Un bacio trasmesso in diretta su TikTok è costato a una giovane coppia una condanna alla fustigazione pubblica. È accaduto nella provincia indonesiana di Aceh, l’unica del Paese in cui è in vigore la legge islamica, dove un uomo di 22 anni e una donna di 25 sono stati condannati a 21 colpi di canna di rattan (pianta tropicale molto flessibile utilizzata per la tortura) ciascuno per essersi baciati durante una diretta social, senza essere sposati. Il video, diventato virale lo scorso febbraio, ha portato alla denuncia e al successivo arresto dei due.

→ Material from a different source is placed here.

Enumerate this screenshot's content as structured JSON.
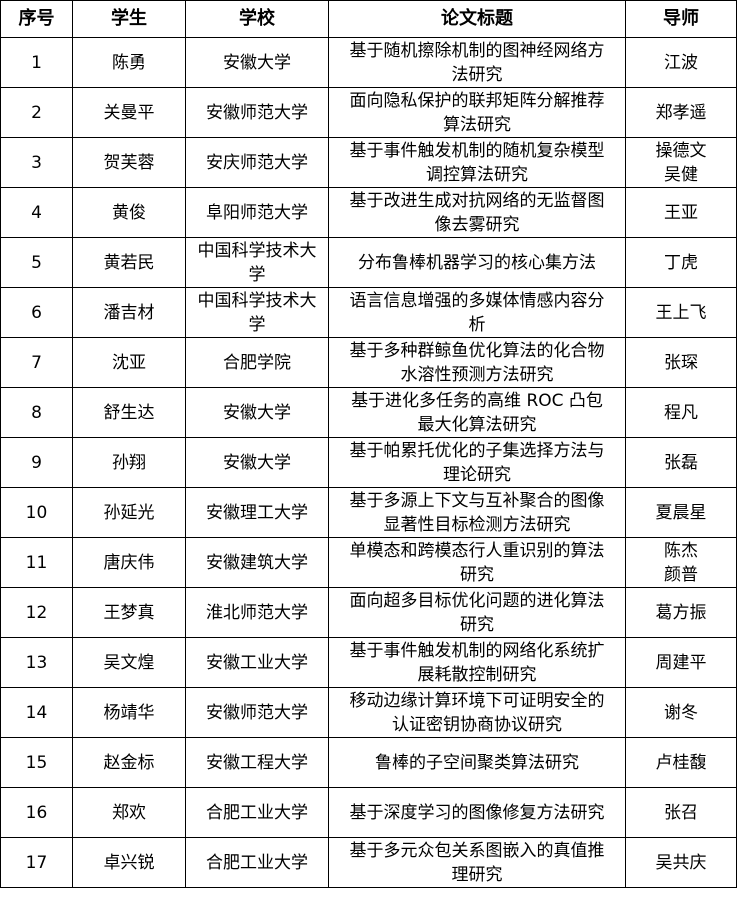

La pena, inizialmente fissata a 25 frustate, è stata ridotta a 21 per i mesi già trascorsi in carcere. La punizione è stata eseguita davanti a circa un centinaio di persone, in una delle dimostrazioni più evidenti della rigorosa applicazione della Sharia nella provincia in questione. Qui la fustigazione continua a essere prevista per reati che vanno dai rapporti sessuali fuori dal matrimonio al consumo di alcol, dal gioco d’azzardo fino ad alcune condotte considerate contrarie alla morale pubblica.

Non è la prima volta che Aceh finisce sotto i riflettori internazionali. Nel febbraio 2025 due studenti universitari furono frustati rispettivamente 77 e 82 volte dopo essere stati condannati per una relazione omosessuale, mentre Amnesty International parlò di una “terribile discriminazione”. Pochi mesi dopo, nell’agosto 2025, altri due giovani vennero condannati a 80 frustate ciascuno per essersi abbracciati e baciati in un bagno pubblico. Secondo il tribunale islamico, quei gesti potevano costituire il preludio a rapporti sessuali vietati dalla legge religiosa.

Tra gli episodi più duri resta quello del gennaio 2026, quando una coppia ricevette più di 100 frustate ciascuno per aver avuto rapporti sessuali fuori dal matrimonio e consumato alcolici. La donna svenne al termine dell’esecuzione e fu trasportata in ambulanza. La vicenda suscitò una forte condanna da parte delle organizzazioni internazionali per i diritti umani.

Proprio le associazioni per i diritti umani tornano a denunciare il ricorso alle punizioni corporali, non essendo presenti in questi luoghi e in particolar modo tornano a denunciare quando sotto gli occhi della folla le persone colpite hanno dei malori durante le esecuzoni.